I have a 90 x 45 x 45 Exo Terra Terrarium and am considering upgrading to a taller one. I know in mine I can fit a 12cm water depth same as the 60cm tall version but from the pic on the exo terra website, the 90cm tall version looks as if it would hold about a 20/21cm depth, might just be an out of proportionate image. I would be really grateful if anyone has a 90 x 45 x 90 if they would measure theirs for me, would be a good idea for Exo Terra to include this information on their website.

Thanks for any help.


----------



## CraigT21 (Oct 23, 2012)

jrrl said:


> Hi,
> 
> I have a 90 x 45 x 45 Exo Terra Terrarium and am considering upgrading to a taller one.
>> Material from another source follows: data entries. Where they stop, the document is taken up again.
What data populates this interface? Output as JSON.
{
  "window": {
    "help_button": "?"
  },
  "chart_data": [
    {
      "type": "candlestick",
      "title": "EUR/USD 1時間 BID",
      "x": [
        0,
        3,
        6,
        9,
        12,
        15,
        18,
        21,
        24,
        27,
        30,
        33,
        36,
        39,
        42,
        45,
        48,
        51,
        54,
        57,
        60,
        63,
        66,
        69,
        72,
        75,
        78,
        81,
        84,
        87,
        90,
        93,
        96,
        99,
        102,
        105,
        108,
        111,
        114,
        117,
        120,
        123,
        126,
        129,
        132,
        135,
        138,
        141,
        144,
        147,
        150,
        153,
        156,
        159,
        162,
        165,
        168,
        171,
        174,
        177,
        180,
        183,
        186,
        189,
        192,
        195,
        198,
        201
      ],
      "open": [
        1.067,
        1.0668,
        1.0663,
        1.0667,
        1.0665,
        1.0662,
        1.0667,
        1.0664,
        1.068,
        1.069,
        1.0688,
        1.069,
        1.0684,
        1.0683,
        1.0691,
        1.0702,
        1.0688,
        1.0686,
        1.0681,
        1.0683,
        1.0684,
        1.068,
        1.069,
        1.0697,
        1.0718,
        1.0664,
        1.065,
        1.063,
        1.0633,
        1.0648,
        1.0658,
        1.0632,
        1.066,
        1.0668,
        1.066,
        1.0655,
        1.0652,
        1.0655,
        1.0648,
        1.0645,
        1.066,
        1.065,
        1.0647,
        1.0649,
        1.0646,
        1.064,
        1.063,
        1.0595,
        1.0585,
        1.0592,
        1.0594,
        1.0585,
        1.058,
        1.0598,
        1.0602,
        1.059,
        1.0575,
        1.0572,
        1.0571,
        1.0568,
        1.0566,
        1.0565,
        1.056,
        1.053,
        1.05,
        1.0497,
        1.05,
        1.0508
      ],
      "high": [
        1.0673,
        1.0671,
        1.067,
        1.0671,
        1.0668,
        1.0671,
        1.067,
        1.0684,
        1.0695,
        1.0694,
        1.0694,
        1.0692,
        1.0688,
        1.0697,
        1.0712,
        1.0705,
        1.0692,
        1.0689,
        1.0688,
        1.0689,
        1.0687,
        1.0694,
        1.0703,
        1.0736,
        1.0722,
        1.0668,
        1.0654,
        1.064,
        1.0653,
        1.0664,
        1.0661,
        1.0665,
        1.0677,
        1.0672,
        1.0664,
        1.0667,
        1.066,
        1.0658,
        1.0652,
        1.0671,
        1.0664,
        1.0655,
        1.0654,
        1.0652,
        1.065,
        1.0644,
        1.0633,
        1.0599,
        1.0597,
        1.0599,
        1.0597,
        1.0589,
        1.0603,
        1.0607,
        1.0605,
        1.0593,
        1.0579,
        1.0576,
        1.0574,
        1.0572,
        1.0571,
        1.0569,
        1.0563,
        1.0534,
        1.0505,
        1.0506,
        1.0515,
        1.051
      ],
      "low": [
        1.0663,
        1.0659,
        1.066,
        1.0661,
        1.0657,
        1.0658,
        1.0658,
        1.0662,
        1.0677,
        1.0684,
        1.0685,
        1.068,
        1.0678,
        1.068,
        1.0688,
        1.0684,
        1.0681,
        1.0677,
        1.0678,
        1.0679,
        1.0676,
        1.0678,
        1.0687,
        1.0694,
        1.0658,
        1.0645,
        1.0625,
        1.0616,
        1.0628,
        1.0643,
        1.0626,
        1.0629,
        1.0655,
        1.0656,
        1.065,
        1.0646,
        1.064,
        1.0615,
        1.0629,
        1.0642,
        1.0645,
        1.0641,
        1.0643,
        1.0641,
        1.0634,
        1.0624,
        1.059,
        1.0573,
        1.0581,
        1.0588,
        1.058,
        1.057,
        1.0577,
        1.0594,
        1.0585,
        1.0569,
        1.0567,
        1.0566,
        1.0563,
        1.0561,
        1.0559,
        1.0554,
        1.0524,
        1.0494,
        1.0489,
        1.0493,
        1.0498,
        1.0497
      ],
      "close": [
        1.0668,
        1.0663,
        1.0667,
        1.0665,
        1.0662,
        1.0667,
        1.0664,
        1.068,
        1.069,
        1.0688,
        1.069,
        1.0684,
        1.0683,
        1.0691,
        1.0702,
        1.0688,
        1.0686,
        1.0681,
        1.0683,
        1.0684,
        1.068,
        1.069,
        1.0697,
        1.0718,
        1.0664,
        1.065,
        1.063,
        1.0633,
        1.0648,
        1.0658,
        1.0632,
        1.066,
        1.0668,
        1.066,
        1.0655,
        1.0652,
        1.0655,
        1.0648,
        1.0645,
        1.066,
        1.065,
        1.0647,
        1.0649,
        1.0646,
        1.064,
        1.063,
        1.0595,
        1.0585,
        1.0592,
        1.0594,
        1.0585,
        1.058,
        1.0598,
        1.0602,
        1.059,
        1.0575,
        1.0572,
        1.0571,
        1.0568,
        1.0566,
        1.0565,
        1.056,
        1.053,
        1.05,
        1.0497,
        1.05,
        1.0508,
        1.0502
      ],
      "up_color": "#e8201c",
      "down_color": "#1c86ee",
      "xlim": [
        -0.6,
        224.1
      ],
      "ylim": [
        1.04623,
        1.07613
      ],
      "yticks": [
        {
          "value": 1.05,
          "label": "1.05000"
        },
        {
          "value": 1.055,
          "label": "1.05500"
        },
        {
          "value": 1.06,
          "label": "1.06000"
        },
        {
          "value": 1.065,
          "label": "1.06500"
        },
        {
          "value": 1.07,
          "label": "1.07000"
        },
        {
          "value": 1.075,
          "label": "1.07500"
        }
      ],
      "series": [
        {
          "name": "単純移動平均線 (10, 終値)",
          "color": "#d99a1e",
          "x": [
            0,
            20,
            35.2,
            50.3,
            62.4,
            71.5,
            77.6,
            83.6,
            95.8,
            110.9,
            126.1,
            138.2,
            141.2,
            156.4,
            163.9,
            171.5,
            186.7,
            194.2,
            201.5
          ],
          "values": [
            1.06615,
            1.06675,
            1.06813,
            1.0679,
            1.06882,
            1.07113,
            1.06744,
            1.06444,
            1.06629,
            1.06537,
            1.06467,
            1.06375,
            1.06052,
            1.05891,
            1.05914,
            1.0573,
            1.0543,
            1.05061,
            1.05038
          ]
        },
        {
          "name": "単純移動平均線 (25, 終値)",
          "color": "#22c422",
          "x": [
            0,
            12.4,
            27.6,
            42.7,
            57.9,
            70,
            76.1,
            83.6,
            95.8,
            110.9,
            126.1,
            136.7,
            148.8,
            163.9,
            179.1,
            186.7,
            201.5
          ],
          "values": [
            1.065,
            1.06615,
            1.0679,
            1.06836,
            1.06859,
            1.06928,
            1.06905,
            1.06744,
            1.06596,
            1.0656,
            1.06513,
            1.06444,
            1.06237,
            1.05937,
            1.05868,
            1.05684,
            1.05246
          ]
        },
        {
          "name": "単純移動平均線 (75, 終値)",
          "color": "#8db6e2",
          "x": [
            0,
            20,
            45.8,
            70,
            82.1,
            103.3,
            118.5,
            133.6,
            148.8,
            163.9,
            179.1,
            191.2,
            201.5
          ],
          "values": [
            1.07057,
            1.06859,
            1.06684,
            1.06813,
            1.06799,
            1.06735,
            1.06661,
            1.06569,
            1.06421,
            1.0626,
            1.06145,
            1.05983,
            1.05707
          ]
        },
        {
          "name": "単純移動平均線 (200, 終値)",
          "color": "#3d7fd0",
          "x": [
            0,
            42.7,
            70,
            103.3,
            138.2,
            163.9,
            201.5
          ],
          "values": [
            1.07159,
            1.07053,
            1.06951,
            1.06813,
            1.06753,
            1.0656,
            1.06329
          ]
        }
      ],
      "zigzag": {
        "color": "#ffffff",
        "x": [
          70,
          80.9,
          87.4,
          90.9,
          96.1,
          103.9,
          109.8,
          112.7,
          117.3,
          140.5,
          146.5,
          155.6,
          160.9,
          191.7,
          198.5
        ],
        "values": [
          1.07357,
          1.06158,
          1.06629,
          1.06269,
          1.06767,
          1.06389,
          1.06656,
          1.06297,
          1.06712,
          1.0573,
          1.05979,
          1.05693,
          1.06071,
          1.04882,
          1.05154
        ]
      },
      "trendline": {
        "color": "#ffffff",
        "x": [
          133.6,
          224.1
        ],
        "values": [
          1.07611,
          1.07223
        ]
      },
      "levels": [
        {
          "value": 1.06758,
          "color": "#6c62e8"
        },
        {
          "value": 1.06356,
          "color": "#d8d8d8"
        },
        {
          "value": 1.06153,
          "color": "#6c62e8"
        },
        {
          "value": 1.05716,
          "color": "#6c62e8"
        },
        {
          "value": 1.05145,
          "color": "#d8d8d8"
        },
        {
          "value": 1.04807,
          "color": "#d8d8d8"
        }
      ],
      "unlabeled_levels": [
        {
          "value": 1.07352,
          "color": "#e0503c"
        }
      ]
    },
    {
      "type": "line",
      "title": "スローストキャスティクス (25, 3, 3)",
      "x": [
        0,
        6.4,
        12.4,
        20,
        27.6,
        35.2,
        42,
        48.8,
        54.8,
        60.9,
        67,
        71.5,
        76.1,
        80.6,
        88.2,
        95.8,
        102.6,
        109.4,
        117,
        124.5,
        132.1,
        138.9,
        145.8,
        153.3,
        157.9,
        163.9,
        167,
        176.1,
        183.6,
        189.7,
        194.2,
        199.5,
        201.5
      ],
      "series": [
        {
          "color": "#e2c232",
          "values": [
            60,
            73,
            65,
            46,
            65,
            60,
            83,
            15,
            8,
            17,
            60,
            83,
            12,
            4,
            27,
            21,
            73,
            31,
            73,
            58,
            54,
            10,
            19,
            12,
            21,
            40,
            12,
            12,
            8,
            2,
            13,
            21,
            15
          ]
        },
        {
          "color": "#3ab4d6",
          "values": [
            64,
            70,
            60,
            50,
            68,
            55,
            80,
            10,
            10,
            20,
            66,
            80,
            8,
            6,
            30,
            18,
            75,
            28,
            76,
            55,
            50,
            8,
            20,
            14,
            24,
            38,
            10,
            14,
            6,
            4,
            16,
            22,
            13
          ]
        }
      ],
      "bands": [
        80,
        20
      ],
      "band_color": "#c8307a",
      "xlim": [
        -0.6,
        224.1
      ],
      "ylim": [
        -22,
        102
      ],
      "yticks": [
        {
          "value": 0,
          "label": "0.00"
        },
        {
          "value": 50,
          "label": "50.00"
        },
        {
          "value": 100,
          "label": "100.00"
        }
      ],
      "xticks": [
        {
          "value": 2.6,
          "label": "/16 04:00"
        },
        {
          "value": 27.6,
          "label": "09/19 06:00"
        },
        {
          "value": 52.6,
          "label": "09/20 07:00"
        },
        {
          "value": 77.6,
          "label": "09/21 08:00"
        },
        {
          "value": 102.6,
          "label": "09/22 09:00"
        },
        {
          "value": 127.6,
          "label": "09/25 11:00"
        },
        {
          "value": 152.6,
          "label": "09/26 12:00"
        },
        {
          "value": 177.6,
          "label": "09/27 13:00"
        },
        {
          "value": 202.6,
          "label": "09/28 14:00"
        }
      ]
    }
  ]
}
I know in mine I can fit a 12cm water depth same as the 60cm tall version but from the pic on the exo terra website, the 90cm tall version looks as if it would hold about a 20/21cm depth, might just be an out of proportionate image. I would be really grateful if anyone has a 90 x 45 x 90 if they would measure theirs for me, would be a good idea for Exo Terra to include this information on their website.
> 
> Thanks for any help.


Hello

Unfortunately the depth of the front plinth is the same as the 60cm tall version 12cm high. Its a good point, it would be nice to have that information listed online.


----------



## jrrl (Mar 25, 2013)

Thanks for checking for me


----------